There is a publication from Bals et al. giving an overview of antibiotic treatment of CF lung disease: Bals, Hubert and Tümmler 2010 in the Journal of Cystic Fibrosis, Voulme 10, Suppl2:S146-S151: "Antibiotic treatment of CF lung disease: From bench to beside".
In here, it is also pointed out that "the optimal therapeutic regimen and duration of early treatment [of Pseudomonas aeruginosa infection] remains unclear". Among others, results of the ELITE study are presented that compares 28 days of tobramycin inhalation twice daily versus 56 days of tobramycin inhalation: "it concluded that inhalation of tobramycin twice daily for 28 days is as effective as 56 days and well tolerated therapy for early P. aeruginosa infection in CF patients."

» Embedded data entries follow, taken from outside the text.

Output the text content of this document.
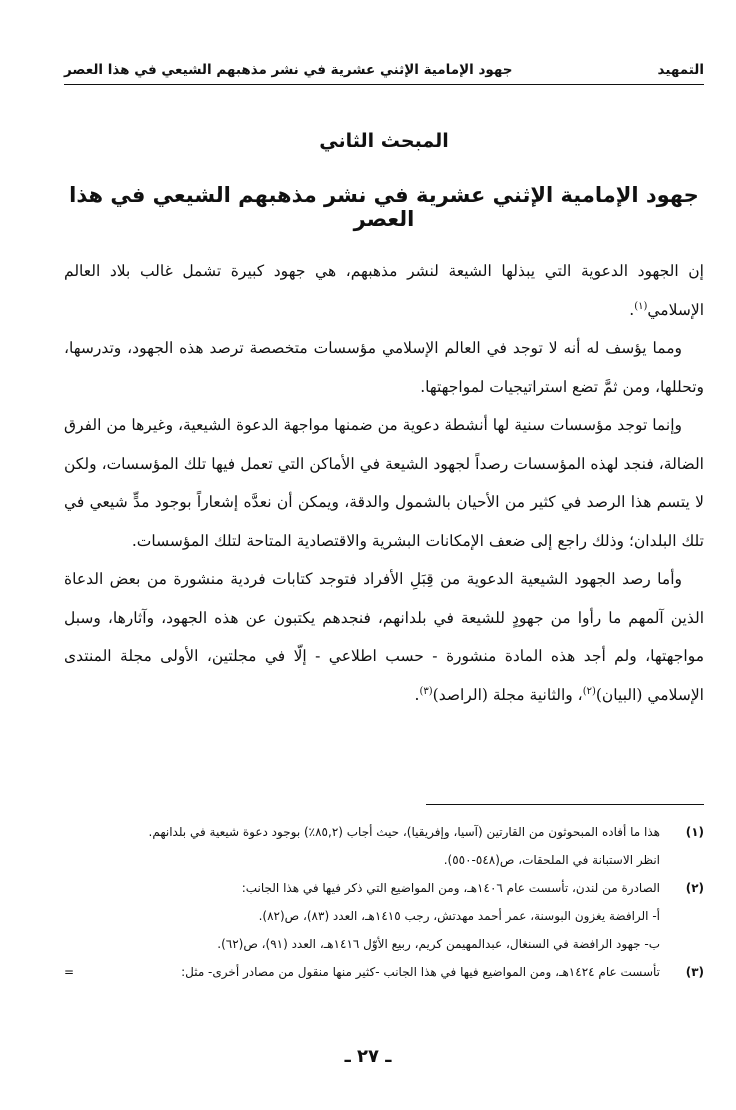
التمهيد
جهود الإمامية الإثني عشرية في نشر مذهبهم الشيعي في هذا العصر
المبحث الثاني
جهود الإمامية الإثني عشرية في نشر مذهبهم الشيعي في هذا العصر

إن الجهود الدعوية التي يبذلها الشيعة لنشر مذهبهم، هي جهود كبيرة تشمل غالب بلاد العالم الإسلامي$^{(١)}$.

ومما يؤسف له أنه لا توجد في العالم الإسلامي مؤسسات متخصصة ترصد هذه الجهود، وتدرسها، وتحللها، ومن ثمَّ تضع استراتيجيات لمواجهتها.

وإنما توجد مؤسسات سنية لها أنشطة دعوية من ضمنها مواجهة الدعوة الشيعية، وغيرها من الفرق الضالة، فنجد لهذه المؤسسات رصداً لجهود الشيعة في الأماكن التي تعمل فيها تلك المؤسسات، ولكن لا يتسم هذا الرصد في كثير من الأحيان بالشمول والدقة، ويمكن أن نعدَّه إشعاراً بوجود مدٍّ شيعي في تلك البلدان؛ وذلك راجع إلى ضعف الإمكانات البشرية والاقتصادية المتاحة لتلك المؤسسات.

وأما رصد الجهود الشيعية الدعوية من قِبَلِ الأفراد فتوجد كتابات فردية منشورة من بعض الدعاة الذين آلمهم ما رأوا من جهودٍ للشيعة في بلدانهم، فنجدهم يكتبون عن هذه الجهود، وآثارها، وسبل مواجهتها، ولم أجد هذه المادة منشورة - حسب اطلاعي - إلّا في مجلتين، الأولى مجلة المنتدى الإسلامي (البيان)$^{(٢)}$، والثانية مجلة (الراصد)$^{(٣)}$.

(١)
هذا ما أفاده المبحوثون من القارتين (آسيا، وإفريقيا)، حيث أجاب (٨٥,٢٪) بوجود دعوة شيعية في بلدانهم.
انظر الاستبانة في الملحقات، ص(٥٤٨-٥٥٠).
(٢)
الصادرة من لندن، تأسست عام ١٤٠٦هـ، ومن المواضيع التي ذكر فيها في هذا الجانب:
أ- الرافضة يغزون البوسنة، عمر أحمد مهدتش، رجب ١٤١٥هـ، العدد (٨٣)، ص(٨٢).
ب- جهود الرافضة في السنغال، عبدالمهيمن كريم، ربيع الأوّل ١٤١٦هـ، العدد (٩١)، ص(٦٢).
(٣)
تأسست عام ١٤٢٤هـ، ومن المواضيع فيها في هذا الجانب -كثير منها منقول من مصادر أخرى- مثل:
=
ـ ٢٧ ـ
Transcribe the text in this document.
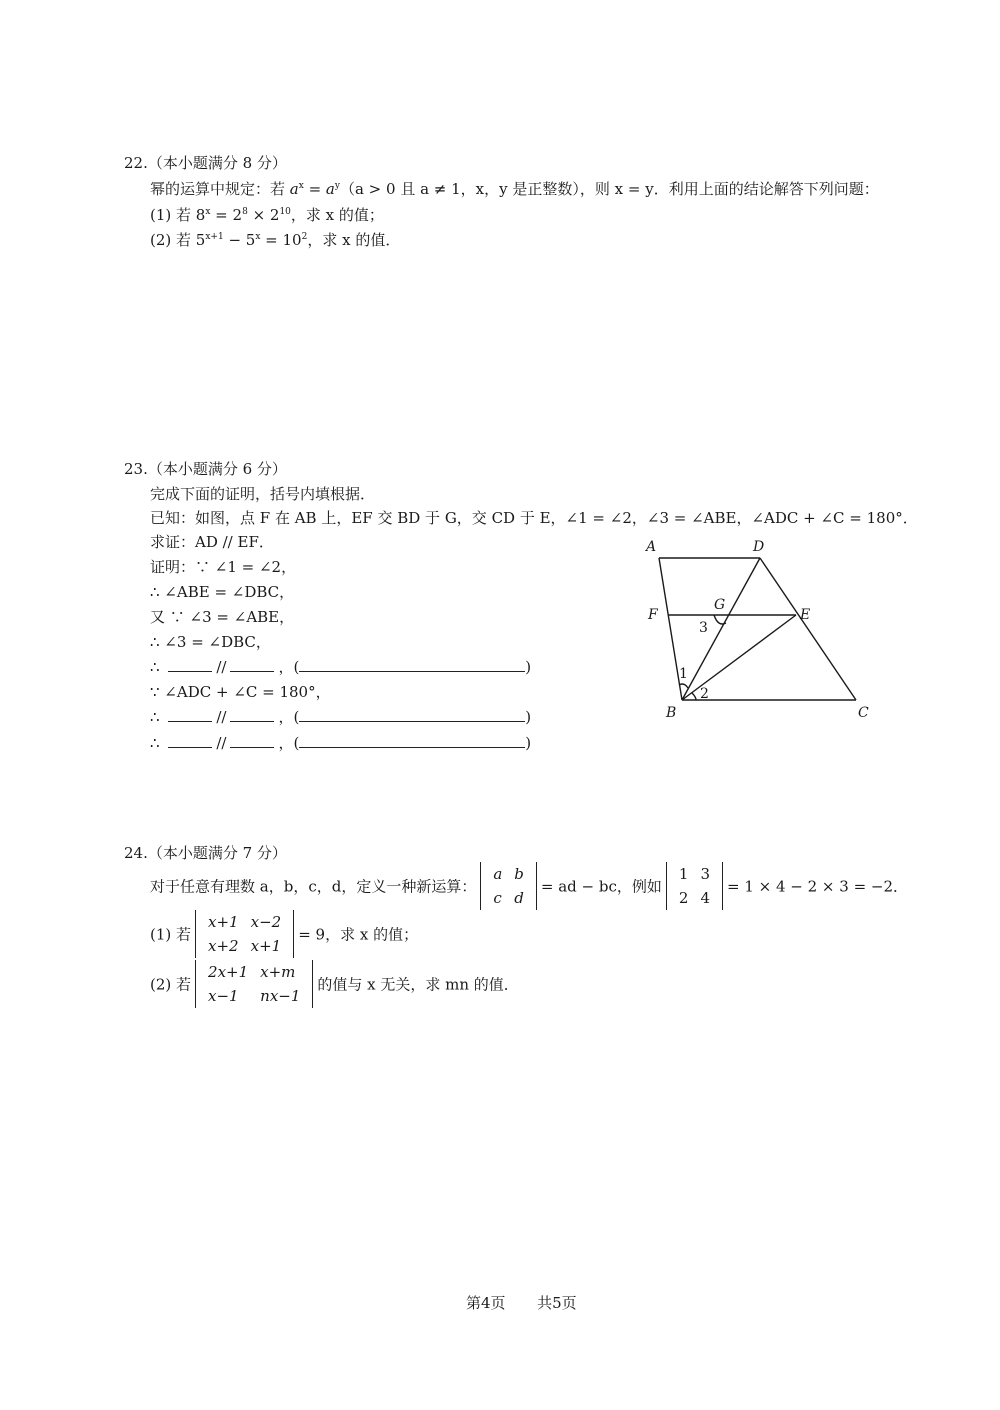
22.（本小题满分 8 分）
幂的运算中规定：若 $a^x = a^y(a > 0$ 且 a ≠ 1，x，y 是正整数），则 x = y．利用上面的结论解答下列问题：
(1) 若 $8^x = 2^8 \times 2^{10}$，求 x 的值；
(2) 若 $5^{x+1} - 5^x = 10^2$，求 x 的值．
23.（本小题满分 6 分）
完成下面的证明，括号内填根据．
已知：如图，点 F 在 AB 上，EF 交 BD 于 G，交 CD 于 E，∠1 = ∠2，∠3 = ∠ABE，∠ADC + ∠C = 180°．
求证：AD // EF．
证明：∵ ∠1 = ∠2，
∴ ∠ABE = ∠DBC，
又 ∵ ∠3 = ∠ABE，
∴ ∠3 = ∠DBC，
∴	//	，(	)
∵ ∠ADC + ∠C = 180°，
∴	//	，(	)
∴	//	，(	)
A	D
F
G
E
B	C
1
2
3
24.（本小题满分 7 分）
对于任意有理数 a，b，c，d，定义一种新运算：
a	b
c	d
= ad − bc，例如
1	3
2	4
= 1 × 4 − 2 × 3 = −2．
(1) 若
x+1	x−2
x+2	x+1
= 9，求 x 的值；
(2) 若
2x+1	x+m
x−1	nx−1
的值与 x 无关，求 mn 的值．
第4页 共5页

In the EPIC clinical trial inhaled tobramycin was associated with oral ciprofloxacin or with placebo: "no difference was observed between the treatment groups in the proportion of recurrent P. aeruginosa positive cultures, in time to pulmonary exacerbation requiring antibiotics or in other measures of clinical efficacy (change in mean weight or in mean FEV1 from baseline)."
However, there are no uniform guidelines on the best regimen, and often, oral or i.v. antibiotics are used in combination or followed by inhalative antibiotics. More studies are needed to find out the optimal regimen.